Possible Selective Cytotoxicity of Vanadium Complex on Breast Cancer Cells Involving Pathophysiological Pathways.

Background: Triple-Negative Breast Cancers (TNBC) are among the most aggressive and therapy-resistant breast tumors. Development of new treatment strategies that target pathways involved in cancer cells resistance is an attractive candidate to overcome therapeutic resistance. Objective: To clarify the antitumor activity of [VO (bpy)(2) Cl] Cl complex as a new therapeutic agent through studying the interplay between apoptosis, autophagy and notch signaling pathways. Methods: Proliferation of MDA-MB-231 cells and IC50 value of the vanadium complex were assessed by MTT assay. Flow cytometry was utilized to detect cell cycle distribution, apoptosis assay, LC3 levels and Acid Vascular Organelles (AVOs). Caspase 3 levels were detected by ELISA. Changes in Notch 1 gene expression were assessed by real-time PCR. AVOs qualitative detection was assessed by a fluorescence microscope. Results: The growth of MDA-MB-231 cells was suppressed after treatment with [VO (bpy)(2) Cl] Cl complex, in a dose-dependent manner.

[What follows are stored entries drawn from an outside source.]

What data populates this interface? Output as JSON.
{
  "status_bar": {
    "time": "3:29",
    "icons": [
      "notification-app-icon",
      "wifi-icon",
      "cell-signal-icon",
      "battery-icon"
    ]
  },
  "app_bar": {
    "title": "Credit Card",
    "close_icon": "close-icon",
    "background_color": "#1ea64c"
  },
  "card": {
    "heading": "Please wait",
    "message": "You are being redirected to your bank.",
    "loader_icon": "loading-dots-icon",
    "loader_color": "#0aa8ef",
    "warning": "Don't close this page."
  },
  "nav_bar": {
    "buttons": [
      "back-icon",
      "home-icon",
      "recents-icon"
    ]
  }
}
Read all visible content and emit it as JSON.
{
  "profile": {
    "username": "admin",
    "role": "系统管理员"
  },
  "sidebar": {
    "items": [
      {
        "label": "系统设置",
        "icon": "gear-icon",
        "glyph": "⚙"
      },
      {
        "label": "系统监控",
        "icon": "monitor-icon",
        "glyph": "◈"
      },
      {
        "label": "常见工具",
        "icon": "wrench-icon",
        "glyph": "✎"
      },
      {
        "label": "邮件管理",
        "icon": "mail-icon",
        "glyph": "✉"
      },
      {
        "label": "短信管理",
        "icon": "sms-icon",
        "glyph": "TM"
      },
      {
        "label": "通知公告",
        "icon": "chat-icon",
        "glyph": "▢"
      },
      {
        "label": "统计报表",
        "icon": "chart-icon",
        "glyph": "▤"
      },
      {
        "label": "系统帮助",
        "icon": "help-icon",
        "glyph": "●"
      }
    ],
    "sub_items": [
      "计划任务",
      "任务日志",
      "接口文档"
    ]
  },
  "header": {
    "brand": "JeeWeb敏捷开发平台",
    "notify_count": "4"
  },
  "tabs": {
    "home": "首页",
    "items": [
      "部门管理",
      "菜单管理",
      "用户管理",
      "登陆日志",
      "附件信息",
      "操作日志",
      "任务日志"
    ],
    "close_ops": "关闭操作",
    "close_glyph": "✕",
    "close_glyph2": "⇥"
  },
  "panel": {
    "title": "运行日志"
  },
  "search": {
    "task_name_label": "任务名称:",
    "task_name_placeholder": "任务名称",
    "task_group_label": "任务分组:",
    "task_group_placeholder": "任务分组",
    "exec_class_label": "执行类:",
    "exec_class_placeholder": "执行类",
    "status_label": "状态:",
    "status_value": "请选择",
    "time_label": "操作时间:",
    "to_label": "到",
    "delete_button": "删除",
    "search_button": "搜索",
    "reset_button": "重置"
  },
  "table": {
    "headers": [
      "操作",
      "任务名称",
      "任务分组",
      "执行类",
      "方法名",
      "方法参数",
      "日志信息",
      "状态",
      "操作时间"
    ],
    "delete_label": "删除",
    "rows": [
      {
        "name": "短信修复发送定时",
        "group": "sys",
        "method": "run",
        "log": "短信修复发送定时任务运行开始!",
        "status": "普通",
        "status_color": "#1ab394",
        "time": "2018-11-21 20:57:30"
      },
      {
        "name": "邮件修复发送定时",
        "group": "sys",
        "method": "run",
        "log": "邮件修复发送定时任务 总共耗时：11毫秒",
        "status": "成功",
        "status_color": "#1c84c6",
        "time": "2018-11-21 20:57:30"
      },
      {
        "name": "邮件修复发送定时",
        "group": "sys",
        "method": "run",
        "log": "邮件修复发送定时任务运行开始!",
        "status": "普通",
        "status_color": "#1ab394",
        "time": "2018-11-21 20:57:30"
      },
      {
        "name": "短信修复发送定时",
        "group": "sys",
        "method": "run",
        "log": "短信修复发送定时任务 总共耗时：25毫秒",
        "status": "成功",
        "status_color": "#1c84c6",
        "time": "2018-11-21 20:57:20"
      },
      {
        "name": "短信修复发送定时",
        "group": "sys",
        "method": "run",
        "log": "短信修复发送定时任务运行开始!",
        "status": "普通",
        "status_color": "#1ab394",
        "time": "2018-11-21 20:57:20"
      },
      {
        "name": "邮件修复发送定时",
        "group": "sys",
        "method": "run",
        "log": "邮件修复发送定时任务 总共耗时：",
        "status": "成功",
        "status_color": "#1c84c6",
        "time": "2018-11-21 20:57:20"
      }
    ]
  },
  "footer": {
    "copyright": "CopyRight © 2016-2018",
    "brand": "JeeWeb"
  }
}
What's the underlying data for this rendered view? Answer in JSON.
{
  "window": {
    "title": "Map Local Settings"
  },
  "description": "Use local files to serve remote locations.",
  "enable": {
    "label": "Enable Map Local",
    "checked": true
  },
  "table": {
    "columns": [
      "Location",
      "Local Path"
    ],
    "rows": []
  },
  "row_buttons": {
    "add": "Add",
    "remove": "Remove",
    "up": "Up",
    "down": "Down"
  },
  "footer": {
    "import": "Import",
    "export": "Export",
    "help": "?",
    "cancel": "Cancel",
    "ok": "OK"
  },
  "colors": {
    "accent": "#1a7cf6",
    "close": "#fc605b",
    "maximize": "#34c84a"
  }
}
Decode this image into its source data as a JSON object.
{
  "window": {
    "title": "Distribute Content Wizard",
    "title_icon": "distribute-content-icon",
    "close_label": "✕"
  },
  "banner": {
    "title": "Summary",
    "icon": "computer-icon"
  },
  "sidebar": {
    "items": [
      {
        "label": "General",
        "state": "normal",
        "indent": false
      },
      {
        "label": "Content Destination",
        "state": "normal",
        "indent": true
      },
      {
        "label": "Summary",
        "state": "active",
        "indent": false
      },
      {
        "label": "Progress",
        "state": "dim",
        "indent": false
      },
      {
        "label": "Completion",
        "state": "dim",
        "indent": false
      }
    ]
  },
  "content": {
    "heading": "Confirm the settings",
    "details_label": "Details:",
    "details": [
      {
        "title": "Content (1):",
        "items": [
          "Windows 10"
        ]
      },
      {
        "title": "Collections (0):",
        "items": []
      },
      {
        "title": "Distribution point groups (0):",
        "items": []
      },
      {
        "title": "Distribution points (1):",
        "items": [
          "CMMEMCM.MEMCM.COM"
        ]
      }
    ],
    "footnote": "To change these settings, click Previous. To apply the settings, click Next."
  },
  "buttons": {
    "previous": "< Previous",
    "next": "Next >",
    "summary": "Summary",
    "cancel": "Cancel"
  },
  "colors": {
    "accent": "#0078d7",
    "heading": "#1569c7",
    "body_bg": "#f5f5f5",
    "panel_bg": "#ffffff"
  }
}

The affinity for apoptotic cell death induction was shown through the increase in the sub G o peak, the percentage of early and late apoptotic phases, and the elevation in caspase 3 levels. The affinity for autophagic cell death induction was observed through the increase in the G(0)/G(1) phase, G(2)/M arrest, the increase of AVOs red fluorescence and elevated LC3 levels. The affinity for notch pathway inhibition was shown through the suppression of Notch 1 gene expression. Conclusion: [VO (bpy)(2) Cl] Cl complex could be a promising candidate as therapeutic agent targeting different therapeutic targets including apoptosis, autophagy and notch signaling pathways.